その問いが返ってくるまで待っている。真っ暗な世界にて、従業員が絶望(愉悦)に包まれていた。

 

 

 

to be continued...

 

 

 

 

 




本編に入れたかったボツ掛け合い

従業員
「私を畜生と蔑むが、絶望した人間共が、嘗てこの国に居た人間共が、外道でないとでも言うのか?」

店員
「だから滅びた。だから絶望した。国を思う事は出来ても、たった少しの優しさを持てなかったからこそ、貴方は滅ぼせた」





おもっくそオリジナル設定を入れたり、変な描写やらをしてしまい本当すいません!!

【コラボキャラ紹介(こちらでのオリジナル設定あり】


従業員
ネペンテスに属する者の1人。とある理由から顔を布で隠している。何処か社交的、何処か偽善的、何処か凄惨的な性格をしている。店員と似た口調、似た雰囲気、似た商売をやっているが、年齢は店員よりも遥かに上。彼の本質は店員とは真逆であり、自分ら以外に対しては何も思っていない。せいぜい絶望の混じった声を聞いてゾクゾクするぐらいである。
店員が反転してしまった存在だとすれば、()()は最初からそこにいた存在。愛だの、より良くしようなど、必要なる犠牲など、()()にとっては取るに足らない。この世の全てを嘲笑い、滅ぼそうとする意志を持った黒である。店員に対して執着してるそぶりがあるが、多分気のせい。エキセントリック過ぎてヤベェよと思うが、多分気のせい。少なくとも本家本元はこちらとは違い大分まともである。

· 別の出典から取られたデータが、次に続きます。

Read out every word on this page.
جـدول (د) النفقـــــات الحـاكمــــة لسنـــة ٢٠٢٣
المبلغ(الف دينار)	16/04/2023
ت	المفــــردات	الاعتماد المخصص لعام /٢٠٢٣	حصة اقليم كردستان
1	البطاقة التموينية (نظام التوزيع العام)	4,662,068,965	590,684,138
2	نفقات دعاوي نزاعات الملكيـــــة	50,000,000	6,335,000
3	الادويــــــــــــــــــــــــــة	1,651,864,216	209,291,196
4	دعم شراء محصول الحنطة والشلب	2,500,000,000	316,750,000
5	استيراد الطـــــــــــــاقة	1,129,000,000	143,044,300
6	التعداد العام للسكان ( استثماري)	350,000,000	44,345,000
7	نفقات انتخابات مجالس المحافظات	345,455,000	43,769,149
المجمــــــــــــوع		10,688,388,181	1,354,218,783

因みに作者の予想では、彼の好物は死ぬレベルに激辛な麻婆豆腐だと思われる。



そんな物凄く似たり寄ったりな店員と従業員のわかりやすい見分け方を教えよう。
至って単純、店員がドラゴンボールで従業員が泥で汚れた聖杯だと思えば良い。大体合っている。
若しくは店員が笑うせぇるすまんで、従業員がまどマギでも可。ほぼほぼ合っている。